History departments around the country are of a piece with this description because they’re artifacts of the way the professoriate in most universities has developed – the professor as semi-independent contractor, who has a campus office that is his/her base of operations for teaching and research. Those offices are places to meet with students and colleagues, but only rarely are the location of serious, sustained intellectual work. That part of our professional lives mostly takes place elsewhere, most often at home, but also in libraries, archives, in the field, or in a coffee shop with a good wireless connection.
So what? Why worry about our physical spaces when we have so many other issues on our plates? After all, we’ve muddled along with this physical model of history departments for more than a century. Why not just stay the course, or at least ask for a bigger office, preferably with a window?
I can think of several reasons why right now, today, historians need to be not only thinking critically about the kinds of spaces we’re in, but also advocating as loudly as possible for change in those spaces. At the top of my list are three prominent contenders: the growing importance of digital in the history (and humanities) curriculum; the now seemingly ubiquitous pressure to incorporate more online or hybrid course options into our curricula; and the growing importance of undergraduate research in college curricula more generally. If we don’t press hard for changes in the spaces we have – the typical history department you imagined – we’re going to have a difficult time making any headway in either of these two emerging areas of our endeavors, both with undergraduate and graduate students.
Over the next several days, while historians from across the country and around the world are assembled here in Washington, D.C., for the annual meeting of the American Historical Association, I’m going to explore our history spaces, and how we ought to begin thinking about changes in those spaces to help us prepare for the teaching, learning, and research environment we’ll find ourselves in in the coming decade.
I’ve previously taken up the issue of spaces and learning in this blog, and my series this week is certainly inspired, in part, by the thinking I did on this subject back in November 2012. But that thinking was about classrooms. This series is more about our departmental spaces — spaces that I believe will be more central to our success in years to come than we currently give them credit for.

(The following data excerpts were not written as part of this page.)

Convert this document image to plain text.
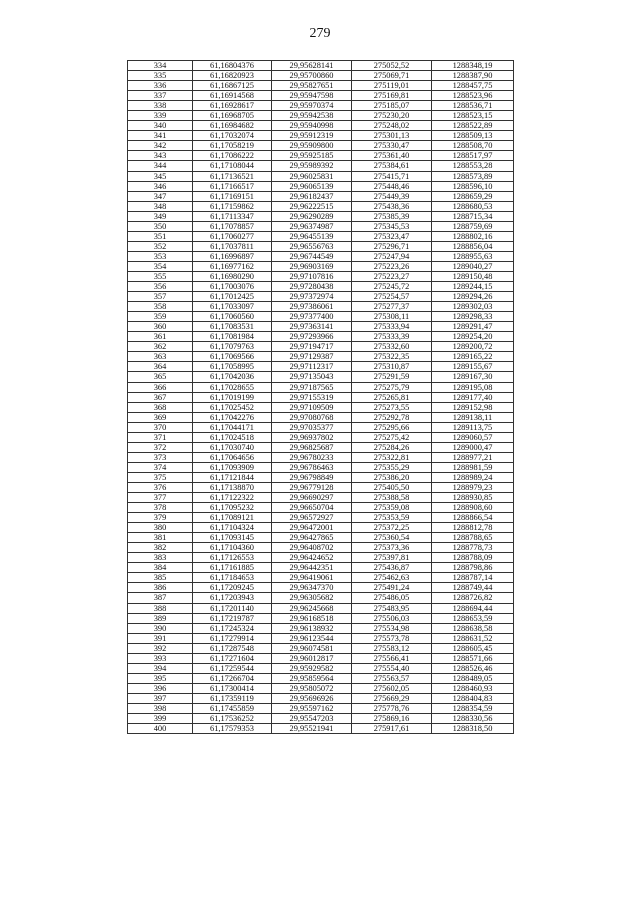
279
334	61,16804376	29,95628141	275052,52	1288348,19
335	61,16820923	29,95700860	275069,71	1288387,90
336	61,16867125	29,95827651	275119,01	1288457,75
337	61,16914568	29,95947598	275169,81	1288523,96
338	61,16928617	29,95970374	275185,07	1288536,71
339	61,16968705	29,95942538	275230,20	1288523,15
340	61,16984682	29,95940998	275248,02	1288522,89
341	61,17032074	29,95912319	275301,13	1288509,13
342	61,17058219	29,95909800	275330,47	1288508,70
343	61,17086222	29,95925185	275361,40	1288517,97
344	61,17108044	29,95989392	275384,61	1288553,28
345	61,17136521	29,96025831	275415,71	1288573,89
346	61,17166517	29,96065139	275448,46	1288596,10
347	61,17169151	29,96182437	275449,39	1288659,29
348	61,17159862	29,96222515	275438,36	1288680,53
349	61,17113347	29,96290289	275385,39	1288715,34
350	61,17078857	29,96374987	275345,53	1288759,69
351	61,17060277	29,96455139	275323,47	1288802,16
352	61,17037811	29,96556763	275296,71	1288856,04
353	61,16996897	29,96744549	275247,94	1288955,63
354	61,16977162	29,96903169	275223,26	1289040,27
355	61,16980290	29,97107816	275223,27	1289150,48
356	61,17003076	29,97280438	275245,72	1289244,15
357	61,17012425	29,97372974	275254,57	1289294,26
358	61,17033097	29,97386061	275277,37	1289302,03
359	61,17060560	29,97377400	275308,11	1289298,33
360	61,17083531	29,97363141	275333,94	1289291,47
361	61,17081984	29,97293966	275333,39	1289254,20
362	61,17079763	29,97194717	275332,60	1289200,72
363	61,17069566	29,97129387	275322,35	1289165,22
364	61,17058995	29,97112317	275310,87	1289155,67
365	61,17042036	29,97135043	275291,59	1289167,30
366	61,17028655	29,97187565	275275,79	1289195,08
367	61,17019199	29,97155319	275265,81	1289177,40
368	61,17025452	29,97109509	275273,55	1289152,98
369	61,17042276	29,97080768	275292,78	1289138,11
370	61,17044171	29,97035377	275295,66	1289113,75
371	61,17024518	29,96937802	275275,42	1289060,57
372	61,17030740	29,96825687	275284,26	1289000,47
373	61,17064656	29,96780233	275322,81	1288977,21
374	61,17093909	29,96786463	275355,29	1288981,59
375	61,17121844	29,96798849	275386,20	1288989,24
376	61,17138870	29,96779128	275405,50	1288979,23
377	61,17122322	29,96690297	275388,58	1288930,85
378	61,17095232	29,96650704	275359,08	1288908,60
379	61,17089121	29,96572927	275353,59	1288866,54
380	61,17104324	29,96472001	275372,25	1288812,78
381	61,17093145	29,96427865	275360,54	1288788,65
382	61,17104360	29,96408702	275373,36	1288778,73
383	61,17126553	29,96424652	275397,81	1288788,09
384	61,17161885	29,96442351	275436,87	1288798,86
385	61,17184653	29,96419061	275462,63	1288787,14
386	61,17209245	29,96347370	275491,24	1288749,44
387	61,17203943	29,96305682	275486,05	1288726,82
388	61,17201140	29,96245668	275483,95	1288694,44
389	61,17219787	29,96168518	275506,03	1288653,59
390	61,17245324	29,96138932	275534,98	1288638,58
391	61,17279914	29,96123544	275573,78	1288631,52
392	61,17287548	29,96074581	275583,12	1288605,45
393	61,17271604	29,96012817	275566,41	1288571,66
394	61,17259544	29,95929582	275554,40	1288526,46
395	61,17266704	29,95859564	275563,57	1288489,05
396	61,17300414	29,95805072	275602,05	1288460,93
397	61,17359119	29,95696926	275669,29	1288404,83
398	61,17455859	29,95597162	275778,76	1288354,59
399	61,17536252	29,95547203	275869,16	1288330,56
400	61,17579353	29,95521941	275917,61	1288318,50
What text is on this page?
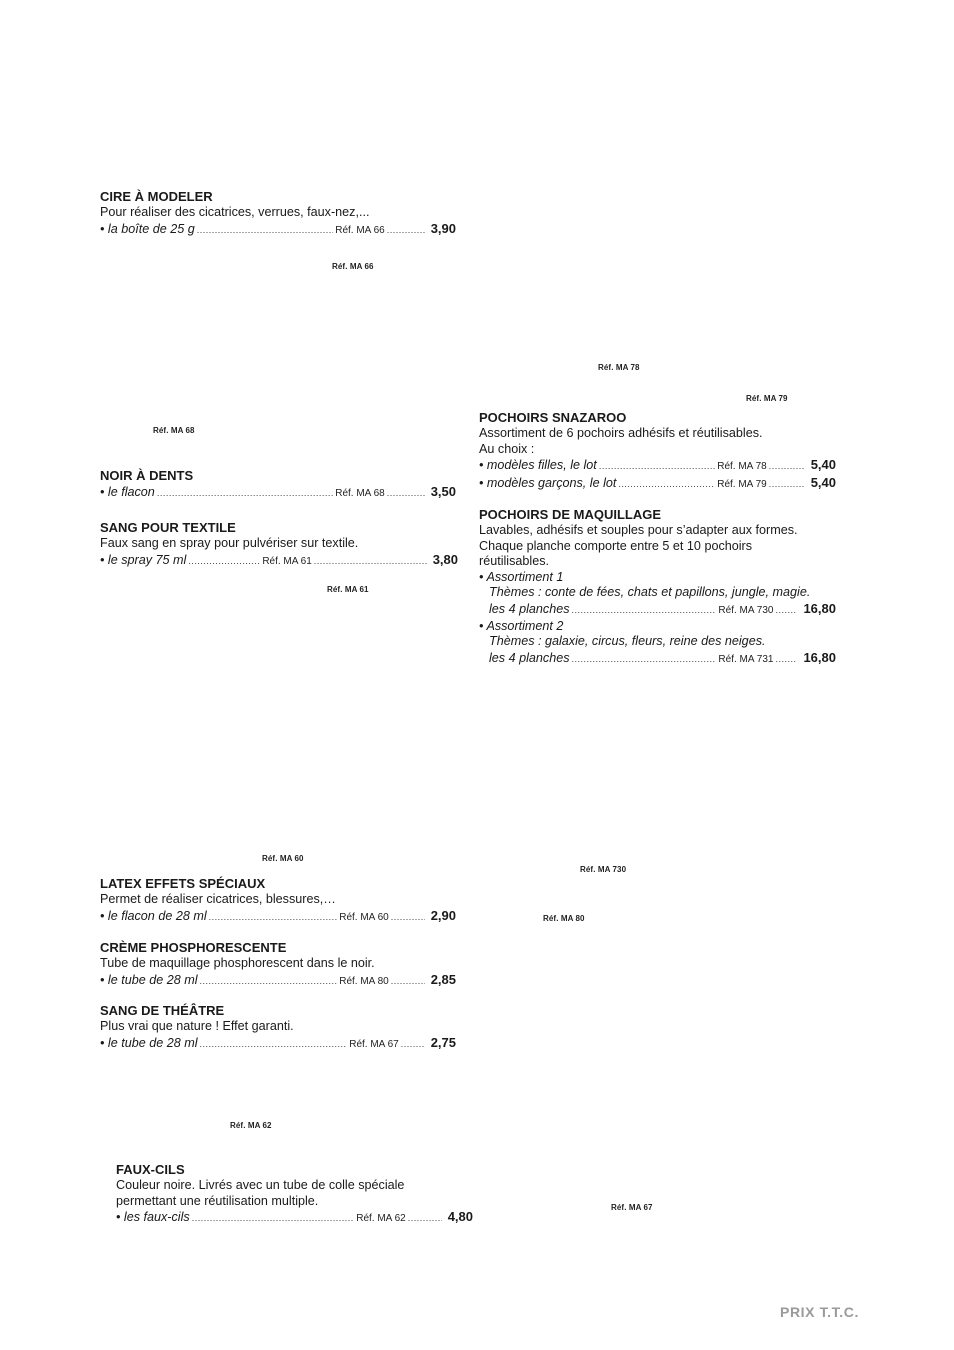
Réf. MA 66
Réf. MA 78
Réf. MA 79
Réf. MA 68
Réf. MA 61
Réf. MA 60
Réf. MA 730
Réf. MA 80
Réf. MA 62
Réf. MA 67
CIRE À MODELER

Pour réaliser des cicatrices, verrues, faux-nez,...

• la boîte de 25 g .....	Réf. MA 66 .....	3,90
NOIR À DENTS
• le flacon .....	Réf. MA 68 .....	3,50
SANG POUR TEXTILE

Faux sang en spray pour pulvériser sur textile.

• le spray 75 ml .....	Réf. MA 61 .....	3,80
POCHOIRS SNAZAROO

Assortiment de 6 pochoirs adhésifs et réutilisables.

Au choix :

• modèles filles, le lot .....	Réf. MA 78 .....	5,40
• modèles garçons, le lot .....	Réf. MA 79 .....	5,40
POCHOIRS DE MAQUILLAGE

Lavables, adhésifs et souples pour s’adapter aux formes.

Chaque planche comporte entre 5 et 10 pochoirs réutilisables.

• Assortiment 1

Thèmes : conte de fées, chats et papillons, jungle, magie.

les 4 planches .....	Réf. MA 730 ..... 16,80

• Assortiment 2

Thèmes : galaxie, circus, fleurs, reine des neiges.

les 4 planches .....	Réf. MA 731 ..... 16,80
LATEX EFFETS SPÉCIAUX

Permet de réaliser cicatrices, blessures,…

• le flacon de 28 ml .....	Réf. MA 60 .....	2,90
CRÈME PHOSPHORESCENTE

Tube de maquillage phosphorescent dans le noir.

• le tube de 28 ml .....	Réf. MA 80 .....	2,85
SANG DE THÉÂTRE

Plus vrai que nature ! Effet garanti.

• le tube de 28 ml .....	Réf. MA 67 ..... 2,75
FAUX-CILS

Couleur noire. Livrés avec un tube de colle spéciale

permettant une réutilisation multiple.

• les faux-cils .....	Réf. MA 62 .....	4,80
PRIX T.T.C.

This is such a great topic!
I started a new job in 2013 and for the first two weeks didn’t have an office (reorganization took a bit longer than anticipated). I wasn’t bothered by my lack of office as I spent most of my time trying to find my way around a huge campus and a new city.
What was most important for me in getting integrated into a new faculty was my access to a shared virtual space. In this case it was just a simple Blackboard site containing a repository of course documents, writing assignments, readings, lesson ideas etc. The Bb site also had a calendar of events, minutes from past meetings, documents and forms. Access to this information was really valuable and not only helped me prep new courses but also gave me a sense for faculty interests. I’m in a department with about 40 faculty spread out over 4 campuses. A virtual space, even one as basic as a shared Bb site, made me feel connected.